Lying there with an arm about her seemed the most natural thing in the world. He felt warm, secure and content. He managed to turn up the lamp with one hand, lit a cigarette and reached for a small tattered volume on the bedside locker. It was the poetry anthology his grandfather had given him on his thirteenth birthday. He had read it a thousand times and the contents never bored him.

Rosa stirred and opened her eyes. She said sleepily, ‘What are you doing?’

‘Reading.’

‘But what?’

‘Poetry.’

She touched his ear with her tongue and her hand slid down his stomach to hold him. ‘Is it better than me, this poetry?’

‘You can't compare the two things.’

‘So?’ she pouted. ‘This is how much you love me?’

‘No,’ he said. ‘Sometimes the poetry can say how much, far better than I can.’

‘I don't believe you. Show me what you're reading now.’

‘I don't need to. I know it by heart. It was written a long time ago by a very great Englishman. Sir Walter Raleigh. He was just about everything a man could be. A gentleman in the true sense of the word, a fine soldier, musician, writer, poet.’

‘What happened to him?’

‘They chopped off his head.
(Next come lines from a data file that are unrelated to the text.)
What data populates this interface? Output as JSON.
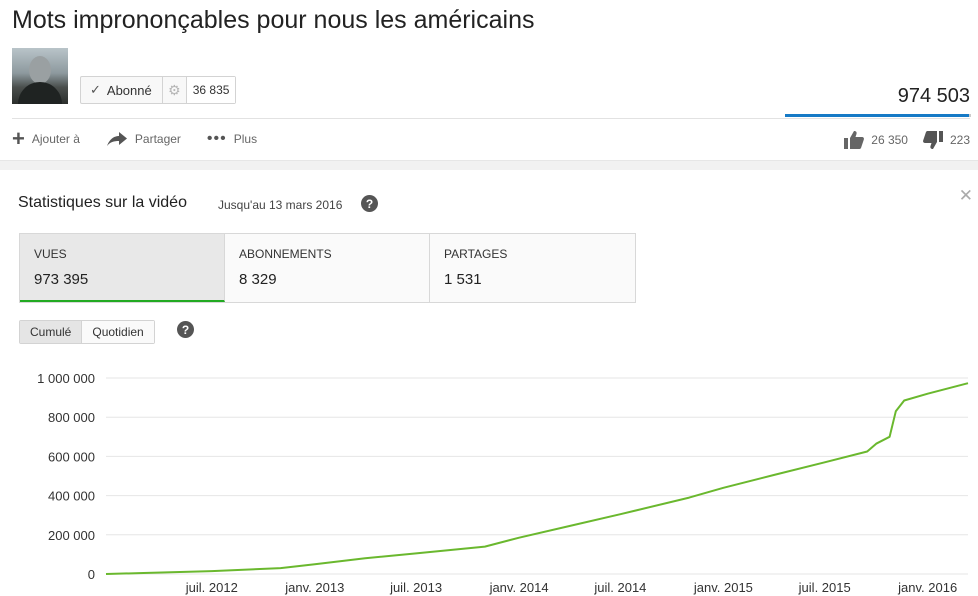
{
  "video": {
    "title": "Mots imprononçables pour nous les américains",
    "subscribe_label": "Abonné",
    "subscriber_count": "36 835",
    "view_count": "974 503",
    "like_ratio": 0.99
  },
  "actions": {
    "add_to": "Ajouter à",
    "share": "Partager",
    "more": "Plus",
    "likes": "26 350",
    "dislikes": "223"
  },
  "stats": {
    "title": "Statistiques sur la vidéo",
    "date": "Jusqu'au 13 mars 2016",
    "metrics": [
      {
        "label": "VUES",
        "value": "973 395"
      },
      {
        "label": "ABONNEMENTS",
        "value": "8 329"
      },
      {
        "label": "PARTAGES",
        "value": "1 531"
      }
    ],
    "toggle": {
      "cumulative": "Cumulé",
      "daily": "Quotidien"
    }
  },
  "colors": {
    "line": "#6ab82e",
    "accent": "#167ac6"
  },
  "icons": {
    "add": "plus-icon",
    "share": "share-arrow-icon",
    "more": "dots-icon",
    "like": "thumbs-up-icon",
    "dislike": "thumbs-down-icon",
    "help": "help-icon",
    "close": "close-icon",
    "subscribed": "check-icon",
    "settings": "gear-icon"
  },
  "chart_data": {
    "type": "line",
    "title": "",
    "xlabel": "",
    "ylabel": "",
    "ylim": [
      0,
      1000000
    ],
    "y_ticks": [
      0,
      200000,
      400000,
      600000,
      800000,
      1000000
    ],
    "y_tick_labels": [
      "0",
      "200 000",
      "400 000",
      "600 000",
      "800 000",
      "1 000 000"
    ],
    "x_tick_labels": [
      "juil. 2012",
      "janv. 2013",
      "juil. 2013",
      "janv. 2014",
      "juil. 2014",
      "janv. 2015",
      "juil. 2015",
      "janv. 2016"
    ],
    "x_tick_dates": [
      "2012-07-01",
      "2013-01-01",
      "2013-07-01",
      "2014-01-01",
      "2014-07-01",
      "2015-01-01",
      "2015-07-01",
      "2016-01-01"
    ],
    "xlim": [
      "2011-12-25",
      "2016-03-13"
    ],
    "grid": true,
    "series": [
      {
        "color": "#6ab82e",
        "x": [
          "2011-12-25",
          "2012-03-01",
          "2012-07-01",
          "2012-11-01",
          "2013-01-01",
          "2013-04-01",
          "2013-07-01",
          "2013-11-01",
          "2014-01-01",
          "2014-04-01",
          "2014-07-01",
          "2014-11-01",
          "2015-01-01",
          "2015-04-01",
          "2015-07-01",
          "2015-09-15",
          "2015-10-01",
          "2015-10-25",
          "2015-11-05",
          "2015-11-20",
          "2016-01-01",
          "2016-03-13"
        ],
        "y": [
          0,
          5000,
          15000,
          30000,
          50000,
          80000,
          105000,
          140000,
          185000,
          245000,
          305000,
          390000,
          440000,
          505000,
          570000,
          625000,
          665000,
          700000,
          830000,
          885000,
          920000,
          973395
        ]
      }
    ]
  }
}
The king was jealous of him.’

She said, ‘The poem? What about this poem?’

He said aloud in English, quietly and softly,

‘But true love is a durable fire
In the mind ever burning:
Never sick, never old, never dead,
From itself never turning.’

*

She hardly understood the meaning of the words, but the poignancy was there. She started to weep, deeply and bitterly, as if mourning that lost innocence and everything that had ever happened to her. Savage, out of some strange perception, knew exactly what was taking place here.

He held her close, thinking about Boston and his mother and the whole Savage clan and Rosa. Suddenly he felt unaccountably cheerful. If they don't like it, he thought, they can do the other thing. She was asleep again now and he held her close, listening to the rain outside the open window.

In the cubbyhole at the back of the coffin room, Barbera sat at the radio while Carter and Luciano drank coffee and waited. Finally, Barbera took off his headphones and turned, his face suffused with excitement.

‘They come,’ he said. ‘The day after tomorrow.’

Carter got to his feet and paced nervously across the room. ‘It doesn't give us much time.’

‘Come on, Harry,’ Luciano said. ‘We see Luca tomorrow. One meeting is all it takes. Afterwards, he sends messages all over Western Sicily and how long does that take? A few hours only.’

Barbera had already taken a bottle and three glasses from a cupboard. He filled them quickly.

‘A drink, I think, would be in order.’ He turned and twiddled the dial on the receiver. ‘Let's see what the British Forces radio has to offer from Cairo.’

The music was distant and far away and the voice of the man singing was strangely compelling, something of the night in it.

‘I like that,’ Luciano said. ‘Who is it?’

‘Al Bowlly,’ Carter told him. ‘One of my weaknesses. Did I ever tell you I play a very fair jazz piano? He was an English crooner, South African originally. Number One in the hit parade for years. He was killed in the Blitz in fortyone. That's “Moonlight on the Highway”, probably the best thing he ever did. Recorded with the Lew Stone orchestra in March, 1938.